Everyone who studies the ecology has to apply the three R’s: Reduction, Recovery, Recycling.
We believe that recycling is the first step toward correctly managing the environment. But the higher steps, reduction and recovery, are the ones that lead to real safeguarding of the environment: like ReMidaBiella that offers the possibility of recovering waste.
My complements for the initiative, which I heartily support.

Alberto Gatti: The idea of the creative re-utilization center is a call to use the characteristic know-how of our territory. The new generations will have to learn to manage the ecology. ReMidaBiella valorizes our territory, not only in terms of sustainable development, but by stimulating the creation of contacts between operators and users in environmental education and teaching. The presence of all the institutions bears witness to the fact that the project’s aims are most certainly common to all, as is our commitment to it.
The project envisages two organizational structures: a store-emporium, a workshop and a multifunctional open space for concerts, events, installations, workshops and shows.

The warehouse organization is based on the model provided by Reggio Emilia: the waste and reject products from industry collected in the companies taking part in the initiative are selected, exhibited and made available to the user for educational and creative uses.
Domestic and any other refuse from private sources is excluded.

To highlight the particular nature of the Biella district’s industry, a specific department will be established, dedicated to the textile industry and its associated activities.

Different kinds of materials will be collected: paper, wood, string, leather, glass, plexiglas, yarns, fabrics, haberdashery, plastic, rubber, wallpaper, sponge, carpet, metal, packaging...

The workshop is a space designed to accommodate the center’s activities.

One of the activities involves organizing ReMidaDays: special days for transforming the city’s streets and squares and involve young and old in the realization of an event bringing together all the projects shared by schools, institutions, individual citizens and cultural associations, emphasizing to the commitment and role of the companies involved.
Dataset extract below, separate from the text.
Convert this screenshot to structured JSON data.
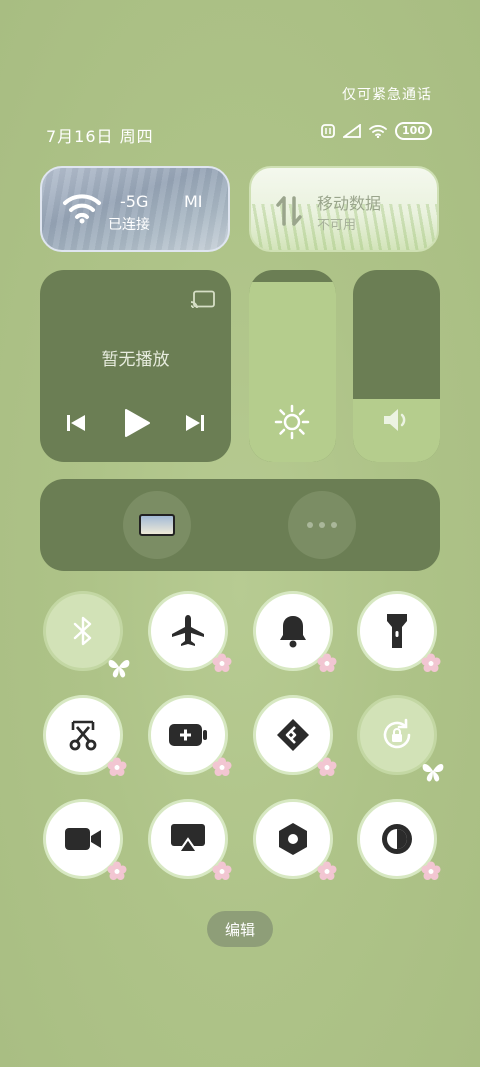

The other activities of ReMidaBiella, in collaboration with the Cittadellarte Education Department, include environmental education projects, training courses for teachers, operators and educators, didactic workshops for scholars and workshops on the theme of creative recycling open to all, with the collaboration of artists and craftsmen.

The user base is mixed: from teachers to scholars of all orders and levels, to cooperatives and social, touristic, cultural and environmental associations and institutions for the elderly.